Walmart works with between 16,000 to 20,000 suppliers at any given time, according to Mac Naughton, but the JBP process is limited to roughly 300 suppliers. That’s because achieving alignment on the broad, overarching strategies that guide the business over a three year span, or even longer, is limited by the availability of Walmart’s senior merchants and top level executives within a suppliers’ organization whose involvement in the process is essential.


Mac Naughton identified six key expectations for JBP participants beginning with the view that suppliers should have their best, most empowered team calling on Walmart. Companies are also expected to be active participants in JBB and focus on driving every day low cost which underpins Walmart’s every day low price value proposition. JBP participants are also expected to be leaders in what Mac Naughton calls “new and ownable innovation. He said he expects JBP suppliers to invest in Walmart because doing so is the equivalent of investing in their customers and market share and to approach the relationship in a manner that is open, trust-based and transparent.


The latter is something Jeff Schomburger, president of the Procter & Gamble Walmart global team called being, “respectfully real.” Schomburger was part of a panel presentation with Mac Naughton and Dina Howell, CEO of Saatchi & Saatchi X on the topic of innovative joint business planning with Walmart.

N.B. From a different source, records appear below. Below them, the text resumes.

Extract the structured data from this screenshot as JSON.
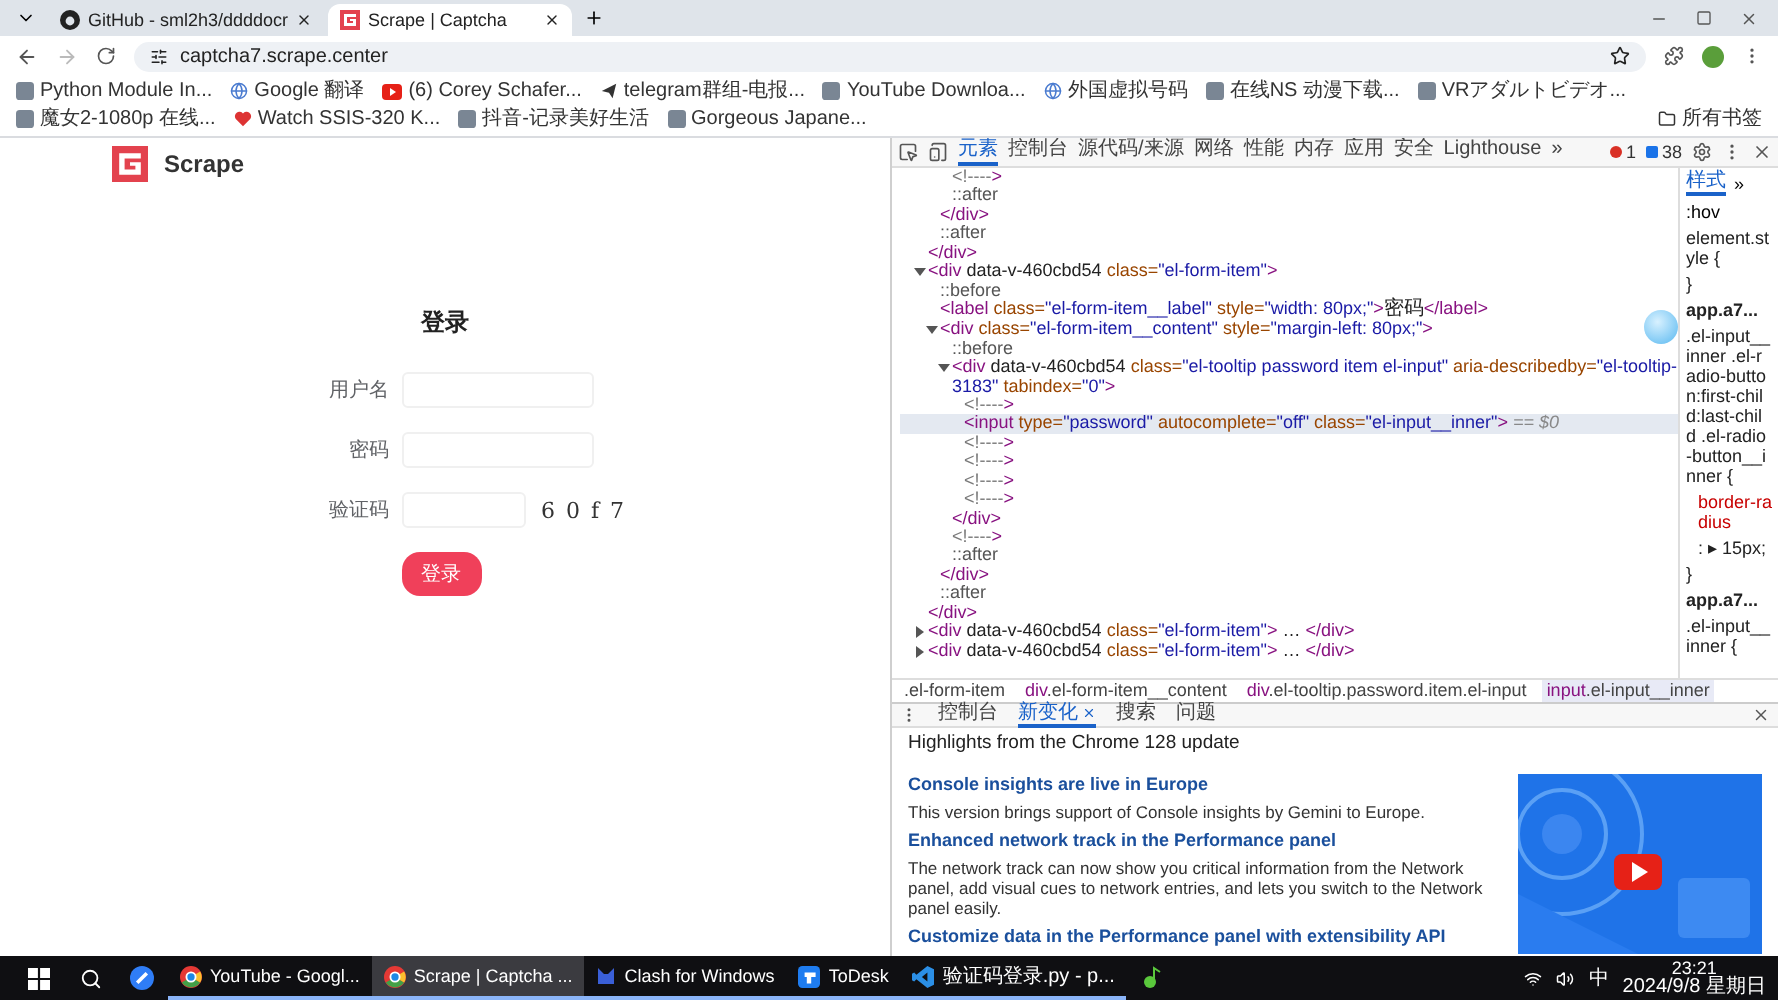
{
  "browser": {
    "tabs": [
      {
        "title": "GitHub - sml2h3/ddddocr",
        "selected": false
      },
      {
        "title": "Scrape | Captcha",
        "selected": true
      }
    ],
    "address": "captcha7.scrape.center",
    "bookmarks": [
      {
        "label": "Python Module In..."
      },
      {
        "label": "Google 翻译"
      },
      {
        "label": "(6) Corey Schafer..."
      },
      {
        "label": "telegram群组-电报..."
      },
      {
        "label": "YouTube Downloa..."
      },
      {
        "label": "外国虚拟号码"
      },
      {
        "label": "在线NS 动漫下载..."
      },
      {
        "label": "VRアダルトビデオ..."
      },
      {
        "label": "魔女2-1080p 在线..."
      },
      {
        "label": "Watch SSIS-320 K..."
      },
      {
        "label": "抖音-记录美好生活"
      },
      {
        "label": "Gorgeous Japane..."
      }
    ],
    "all_bookmarks": "所有书签"
  },
  "page": {
    "logo": "Scrape",
    "title": "登录",
    "fields": [
      {
        "label": "用户名",
        "kind": "text"
      },
      {
        "label": "密码",
        "kind": "text"
      },
      {
        "label": "验证码",
        "kind": "captcha",
        "captcha": "6 0 f 7"
      }
    ],
    "submit": "登录"
  },
  "devtools": {
    "tabs": [
      {
        "label": "元素",
        "selected": true
      },
      {
        "label": "控制台",
        "selected": false
      },
      {
        "label": "源代码/来源",
        "selected": false
      },
      {
        "label": "网络",
        "selected": false
      },
      {
        "label": "性能",
        "selected": false
      },
      {
        "label": "内存",
        "selected": false
      },
      {
        "label": "应用",
        "selected": false
      },
      {
        "label": "安全",
        "selected": false
      },
      {
        "label": "Lighthouse",
        "selected": false
      }
    ],
    "more": "»",
    "errors": "1",
    "messages": "38",
    "dom": [
      {
        "children": [
          {
            "children": [
              {
                "text": "<!---->"
              },
              {
                "text": "::after"
              }
            ],
            "close": "</div>"
          },
          {
            "text": "::after"
          }
        ],
        "close": "</div>"
      },
      {
        "open": "<div data-v-460cbd54 class=\"el-form-item\">",
        "expanded": true,
        "close": "</div>",
        "children": [
          {
            "text": "::before"
          },
          {
            "text": "<label class=\"el-form-item__label\" style=\"width: 80px;\">密码</label>"
          },
          {
            "open": "<div class=\"el-form-item__content\" style=\"margin-left: 80px;\">",
            "expanded": true,
            "close": "</div>",
            "children": [
              {
                "text": "::before"
              },
              {
                "open": "<div data-v-460cbd54 class=\"el-tooltip password item el-input\" aria-describedby=\"el-tooltip-3183\" tabindex=\"0\">",
                "expanded": true,
                "close": "</div>",
                "children": [
                  {
                    "text": "<!---->"
                  },
                  {
                    "text": "<input type=\"password\" autocomplete=\"off\" class=\"el-input__inner\">",
                    "selected": true,
                    "note": "== $0"
                  },
                  {
                    "text": "<!---->"
                  },
                  {
                    "text": "<!---->"
                  },
                  {
                    "text": "<!---->"
                  },
                  {
                    "text": "<!---->"
                  }
                ]
              },
              {
                "text": "<!---->"
              },
              {
                "text": "::after"
              }
            ]
          },
          {
            "text": "::after"
          }
        ]
      },
      {
        "open": "<div data-v-460cbd54 class=\"el-form-item\"> … </div>",
        "expanded": false
      },
      {
        "open": "<div data-v-460cbd54 class=\"el-form-item\"> … </div>",
        "expanded": false
      }
    ],
    "styles": {
      "tab": "样式",
      "more": "»",
      "filter": ":hov",
      "lines": [
        {
          "kind": "selector",
          "text": "element.style {"
        },
        {
          "kind": "brace",
          "text": "}"
        },
        {
          "kind": "source",
          "text": "app.a7..."
        },
        {
          "kind": "selector",
          "text": ".el-input__inner .el-radio-button:first-child:last-child .el-radio-button__inner {"
        },
        {
          "kind": "property",
          "text": "border-radius"
        },
        {
          "kind": "value",
          "text": ": ▸ 15px;"
        },
        {
          "kind": "brace",
          "text": "}"
        },
        {
          "kind": "source",
          "text": "app.a7..."
        },
        {
          "kind": "selector",
          "text": ".el-input__inner {"
        }
      ]
    },
    "breadcrumbs": [
      {
        "label": ".el-form-item",
        "selected": false
      },
      {
        "label": "div.el-form-item__content",
        "selected": false
      },
      {
        "label": "div.el-tooltip.password.item.el-input",
        "selected": false
      },
      {
        "label": "input.el-input__inner",
        "selected": true
      }
    ],
    "drawer": {
      "tabs": [
        {
          "label": "控制台",
          "selected": false,
          "closable": false
        },
        {
          "label": "新变化",
          "selected": true,
          "closable": true
        },
        {
          "label": "搜索",
          "selected": false,
          "closable": false
        },
        {
          "label": "问题",
          "selected": false,
          "closable": false
        }
      ],
      "heading": "Highlights from the Chrome 128 update",
      "items": [
        {
          "kind": "title",
          "text": "Console insights are live in Europe"
        },
        {
          "kind": "text",
          "text": "This version brings support of Console insights by Gemini to Europe."
        },
        {
          "kind": "title",
          "text": "Enhanced network track in the Performance panel"
        },
        {
          "kind": "text",
          "text": "The network track can now show you critical information from the Network panel, add visual cues to network entries, and lets you switch to the Network panel easily."
        },
        {
          "kind": "title",
          "text": "Customize data in the Performance panel with extensibility API"
        }
      ]
    }
  },
  "taskbar": {
    "apps": [
      {
        "label": "YouTube - Googl...",
        "selected": false
      },
      {
        "label": "Scrape | Captcha ...",
        "selected": true
      },
      {
        "label": "Clash for Windows",
        "selected": false
      },
      {
        "label": "ToDesk",
        "selected": false
      },
      {
        "label": "验证码登录.py - p...",
        "selected": false
      }
    ],
    "ime": "中",
    "time": "23:21",
    "date": "2024/9/8 星期日"
  }
}
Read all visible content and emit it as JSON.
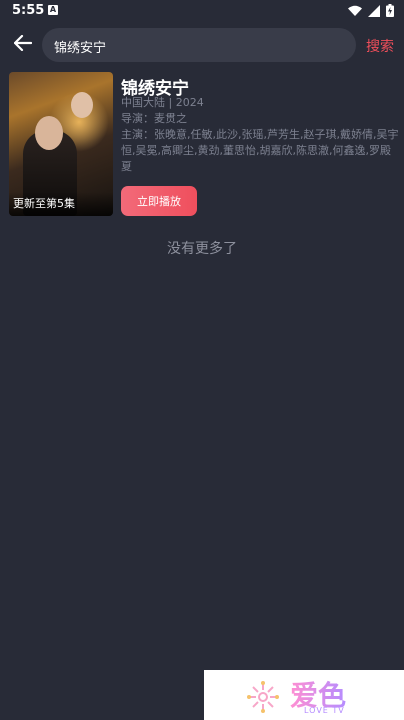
{
  "status": {
    "time": "5:55",
    "notif_icon": "A"
  },
  "search": {
    "value": "锦绣安宁",
    "placeholder": "",
    "button_label": "搜索"
  },
  "result": {
    "title": "锦绣安宁",
    "region_year": "中国大陆 | 2024",
    "director": "导演：麦贯之",
    "cast": "主演：张晚意,任敏,此沙,张瑶,芦芳生,赵子琪,戴娇倩,吴宇恒,吴冕,高卿尘,黄劲,董思怡,胡嘉欣,陈思澈,何鑫逸,罗殿夏",
    "poster_badge": "更新至第5集",
    "play_label": "立即播放"
  },
  "footer": {
    "no_more": "没有更多了"
  },
  "watermark": {
    "brand": "爱色",
    "sub": "LOVE TV"
  },
  "colors": {
    "background": "#282b37",
    "accent": "#ee4e5a",
    "search_bg": "#393c49",
    "muted": "#7d8190"
  }
}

While Mac Naughton talked in broad strokes about Walmart’s philosophy on collaboration, JBP and expectations, Schomburger put meat on the bone by describing P&G’s experience with Walmart that led to a resumption of sales growth and share gains.


Schomburger was part of the original P&G account team that was created in Northwest Arkansas in 1989 when the company’s sales to Walmart were $400 billion. Today, P&G sales to Walmart U.S. alone are roughly $10 billion, he said.


“I guess you could say Sam’s idea of collaboration has worked pretty well,” Schomburger said, referencing a quote from Walmart founder Sam Walton that Mac Naughton had used in his presentation.


Although the business relationship is solid now, and Schomburger said at the end of 2010 and 2011 the companies were not aligned. P&G’s costs were going up and the company was looking to take prices up. Meanwhile, Walmart was in the midst of a leadership transition that involved current Walmart U.S. president and CEO Bill Simon and Mac Naughton and their desire to restore Walmart’s EDLP philosophy.


“We were late delivering against plans and we were having a really tough time,” Schomburger said.


However, during the past 18 months the situation has turned around and now P&G is aligned on strategy, delivering innovation and driving joint value creation. Thanks to JBP, P&G has major opportunities to close gaps between the 90% of households who shop at Walmart but may not buy P&G products at Walmart. He estimates there is $4 billion to $5 billion in sales potential for P&G products at Walmart if shopper conversion rates could be improved.


Schomburger then offered a detailed case study involving Febreze brand air care products. As a result of JBP, P&G identified opportunities that led the company to begin offering shoppers a regimen of air care products, new innovation, new scents and expanded usage occasions with products for specific rooms of the house. The result was a 34% sales gain in 2012 following a decline the prior year. P&G also extended the Febreze brand into car care with innovative demand creation strategies developed by Saatchi & Saatchi X.


The firm developed a unique looking feature display that fit on a pallet and held Febreze Car products and would attract shoppers’ attention. The display appeared in Walmart stores 30 days before it was supported with media so Howell said the display had to tell shoppers the product was for the car and drive people who are not buying into the category.